Espérons que les associations professionnelles nationales de militaires (APNM) réussiront mieux que le Conseil supérieur de la fonction militaire (CSFM) à faire bouger les sacro-saints statuts militaires afin que la carrière de nos camarades ne soit pas proportionnelle à une mobilité professionnelle et géographique à tout va.
Deuxième piste, le coût complet de la formation de nos collègues militaires est estimé à 1 milliard d'euros, et les efforts de l'administration, via le CGA et l'Inspection générale des armées (IGA), depuis 2010, consistent à essayer de gratter 7 à 10 % sur le budget global de la formation des personnels civils. Or 10 % de 68 millions d'euros ne donnent que 7 millions d'euros. Un même pourcentage sur 1 milliard nous permettrait d'économiser et de décupler le 1,6 milliard.

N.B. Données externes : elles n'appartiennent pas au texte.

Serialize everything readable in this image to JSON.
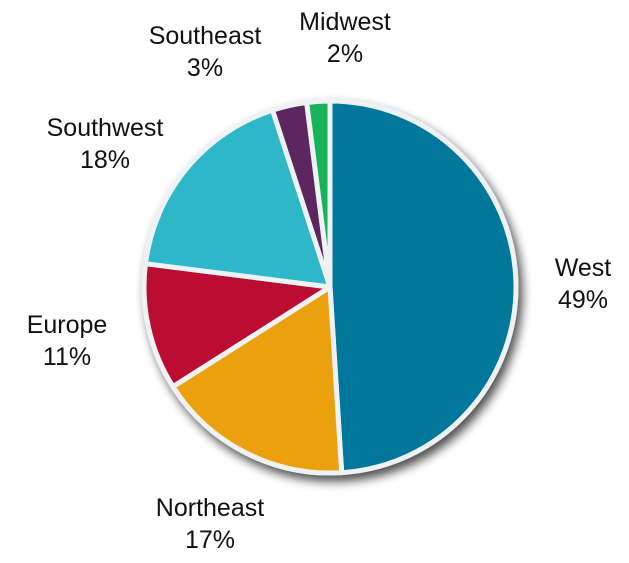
{
  "chart_data": {
    "type": "pie",
    "start": "top",
    "direction": "clockwise",
    "slices": [
      {
        "label": "West",
        "value": 49,
        "value_label": "49%",
        "color": "#00779b"
      },
      {
        "label": "Northeast",
        "value": 17,
        "value_label": "17%",
        "color": "#eba10d"
      },
      {
        "label": "Europe",
        "value": 11,
        "value_label": "11%",
        "color": "#bb0d30"
      },
      {
        "label": "Southwest",
        "value": 18,
        "value_label": "18%",
        "color": "#2db7c9"
      },
      {
        "label": "Southeast",
        "value": 3,
        "value_label": "3%",
        "color": "#5b2660"
      },
      {
        "label": "Midwest",
        "value": 2,
        "value_label": "2%",
        "color": "#16b359"
      }
    ]
  }
}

Troisième piste : la mise en place d'une grille d'interchangeabilité PC-PM. Une des dernières études du CGA, par le contrôleur général en mission extraordinaire M. Picon-Dupré, indiquait que l'on pourrait, notamment dans les systèmes d'information et de communication, remplacer les officiers sous contrat ou les officiers de carrière par des agents titulaires ou contractuels détenteurs du même diplôme. Cela coûterait 20 % moins cher. On pourrait ainsi envisager des parcours professionnels intéressants pour nos collègues titulaires ingénieurs d'études et de fabrications (IEF) et nos collègues contractuels ICT et 84-16, sous réserve d'une certaine mobilité volontaire professionnelle, voire géographique. Une mesure analogue est envisageable avec nos collègues attachés sur les fonctions administratives. Je n'évoque pas la question plus délicate des sous-officiers, qui n'a encore jamais été mise à l'ordre du jour.

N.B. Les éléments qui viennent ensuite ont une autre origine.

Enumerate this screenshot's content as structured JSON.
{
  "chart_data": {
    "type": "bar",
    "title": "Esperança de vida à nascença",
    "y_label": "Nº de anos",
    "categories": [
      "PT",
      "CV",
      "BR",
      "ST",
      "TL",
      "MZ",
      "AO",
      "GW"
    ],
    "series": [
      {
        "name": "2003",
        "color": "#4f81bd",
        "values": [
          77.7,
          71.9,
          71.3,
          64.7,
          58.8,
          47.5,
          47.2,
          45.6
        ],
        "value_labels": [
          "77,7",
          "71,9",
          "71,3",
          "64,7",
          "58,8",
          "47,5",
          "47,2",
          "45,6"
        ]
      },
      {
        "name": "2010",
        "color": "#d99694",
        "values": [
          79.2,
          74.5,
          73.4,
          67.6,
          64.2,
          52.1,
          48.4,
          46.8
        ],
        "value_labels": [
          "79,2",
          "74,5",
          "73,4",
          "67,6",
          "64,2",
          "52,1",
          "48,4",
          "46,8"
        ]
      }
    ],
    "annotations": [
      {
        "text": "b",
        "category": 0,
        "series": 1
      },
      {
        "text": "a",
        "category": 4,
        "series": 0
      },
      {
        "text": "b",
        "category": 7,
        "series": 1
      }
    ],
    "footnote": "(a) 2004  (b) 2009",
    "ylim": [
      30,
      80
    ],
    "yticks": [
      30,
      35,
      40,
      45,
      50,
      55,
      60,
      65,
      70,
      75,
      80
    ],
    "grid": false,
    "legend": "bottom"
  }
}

Pour la énième fois, une grille d'interchangeabilité va être étudiée par la sous-direction de la politique générale des études et de la prospective de la DRH-MD, à la demande de la direction générale de l'administration de la fonction publique. Cette étude, comme les précédentes, tiendra compte de tous les critères du monde : âge, ancienneté, parcours professionnel, indice, rémunération, prime… La CGC espère que ce sujet, ô combien sulfureux, ne sera pas, comme d'habitude, enterré par nos collègues militaires.

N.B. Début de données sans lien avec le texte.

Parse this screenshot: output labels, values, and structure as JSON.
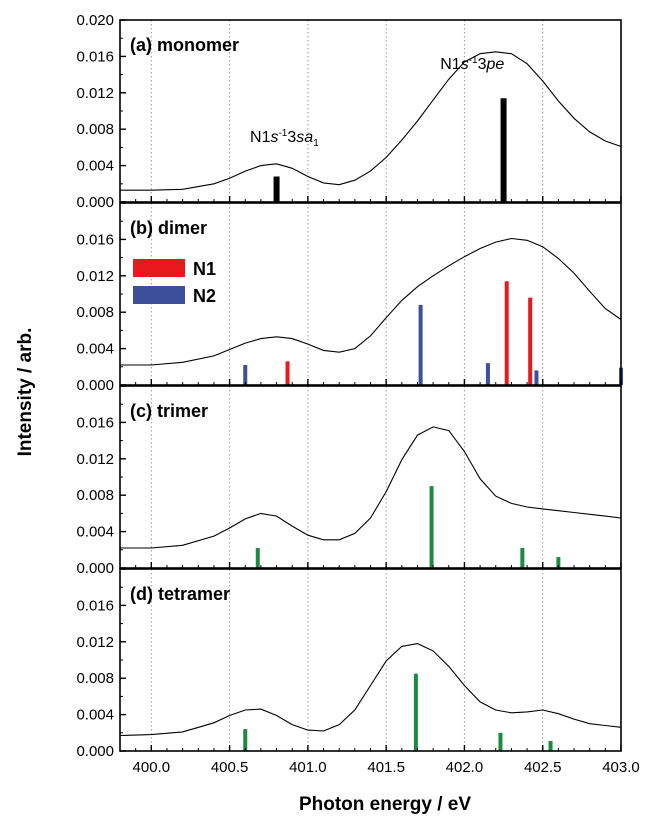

Le quatrième point est nouveau. Nous souhaitons que vous interpelliez la DRH-MD sur le coût de l'échec aux concours. Dans ce ministère, on dépense plus d'argent pour faire échouer les personnels civils que pour les faire avancer. Depuis trois ans, le nombre de candidats au concours interne ne fait qu'augmenter, et ce de manière significative, pour un nombre de places toujours aussi restreint. L'administration encourage les personnels à faire acte de candidature, compte tenu de la lenteur, que j'ai évoquée plus haut, de l'avancement au choix. Pour ce faire, elle met même en place de nombreuses préparations, dont le coût, fin 2015, s'élève à 280 000 euros. Si vous additionnez le coût global de la préparation et du passage du concours, sur trois, quatre ou cinq tentatives, en tenant compte de l'augmentation des postulants, vous verrez que l'on dépense plus d'argent à faire échouer les gens qu'à les faire avancer. Au ministère de la Défense, on peut passer plus facilement de colonel à général et d'attaché à administrateur civil que d'adjoint administratif – 4 000 postulants – à secrétaire administratif – quarante postes offerts.
La CGC ne réclame pas une augmentation notable du budget, mais une meilleure utilisation des fonds, selon les pistes évoquées. Nous comptons sur vous, mesdames et messieurs les députés, pour intervenir auprès des hauts responsables du ministère afin que le rééquilibrage efficace entre personnels civils et militaires permette à notre pays d'assurer au mieux sa défense.